Our previous studies showed that T. cruzi population with in vitro induced resistance to BZ are protected against oxidative stress by a mechanism involving the overexpression of tryparedoxin peroxidase, ascorbate peroxidase, and other enzymes associated with antioxidant defence, including iron superoxide dismutase. , , The T. cruzi population with in vivo selected resistance to BZ presented a higher expression level of the ascorbate peroxidase protein. However, our findings revealed that the mechanisms involved in natural drug resistance in T. cruzi differ from those involved in induced resistance because drug resistance in T. cruzi is a complex process involving different parasite stages, various metabolic pathways, and the immune system of the host.

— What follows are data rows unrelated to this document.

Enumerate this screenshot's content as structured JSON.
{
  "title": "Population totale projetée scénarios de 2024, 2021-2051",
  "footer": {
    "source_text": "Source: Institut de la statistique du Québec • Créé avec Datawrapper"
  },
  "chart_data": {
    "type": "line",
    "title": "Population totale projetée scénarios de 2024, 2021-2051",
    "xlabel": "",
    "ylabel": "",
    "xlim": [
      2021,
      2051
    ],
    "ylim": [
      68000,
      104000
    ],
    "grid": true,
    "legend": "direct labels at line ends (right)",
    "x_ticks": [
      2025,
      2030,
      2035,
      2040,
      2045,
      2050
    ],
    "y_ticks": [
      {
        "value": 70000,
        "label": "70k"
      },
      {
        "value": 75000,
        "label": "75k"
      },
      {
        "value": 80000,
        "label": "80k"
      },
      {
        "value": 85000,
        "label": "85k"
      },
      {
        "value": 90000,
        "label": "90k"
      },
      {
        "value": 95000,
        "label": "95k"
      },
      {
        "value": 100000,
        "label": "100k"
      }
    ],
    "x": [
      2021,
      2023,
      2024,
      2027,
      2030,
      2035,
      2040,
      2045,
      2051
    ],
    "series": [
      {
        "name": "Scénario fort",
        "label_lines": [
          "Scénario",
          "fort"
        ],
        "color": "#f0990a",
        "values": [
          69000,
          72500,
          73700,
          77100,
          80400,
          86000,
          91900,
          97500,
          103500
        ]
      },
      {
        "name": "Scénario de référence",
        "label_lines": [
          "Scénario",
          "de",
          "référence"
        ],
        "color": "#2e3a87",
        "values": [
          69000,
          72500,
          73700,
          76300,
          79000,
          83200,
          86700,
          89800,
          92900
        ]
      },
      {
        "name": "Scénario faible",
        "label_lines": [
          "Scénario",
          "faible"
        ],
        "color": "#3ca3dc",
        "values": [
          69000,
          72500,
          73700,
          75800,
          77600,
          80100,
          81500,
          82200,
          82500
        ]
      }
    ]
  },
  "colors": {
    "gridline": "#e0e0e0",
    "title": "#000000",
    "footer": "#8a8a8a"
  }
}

Our studies indicated that iron superoxide dismutase-A, tryparedoxin peroxidase, and ascorbate peroxidase play a significant role in antioxidant defence and in maintaining antimony resistance in Leishmania. , , Data showed that the mechanism of antimony resistance differs among Leishmania species. The overexpression of iron superoxide dismutase-A is involved in the SbIII-resistance phenotype in L. braziliensis and L. infantum; however, the overexpression of tryparedoxin peroxidase is directly associated with such phenotype in L. braziliensis, but not in L. infantum.

We observed that alterations in the expression levels of enzymes important for drug resistance cause alterations in the levels of other enzymes, which can generate phenotypic compensation. In the case of a decrease in FeSOD-A in L. infantum, other FeSODs, and APX showed an increase in transcript levels, resulting in dysregulation of metabolic pathways related to antimony and miltefosine resistance.

The results of this study contribute to clarifying the regulation of the antioxidant defence pathway and illustrate the complexity of treating Chagas disease and leishmaniasis since the great adaptability of the parasites means that the lack of an enzyme can be overcome through changes in the expression of other enzymes in the same or similar pathways. In addition, the importance of studying the essential genes for parasites and developing new chemotherapeutic strategies using a combination of compounds that inhibit different metabolic pathways of the parasites is evident.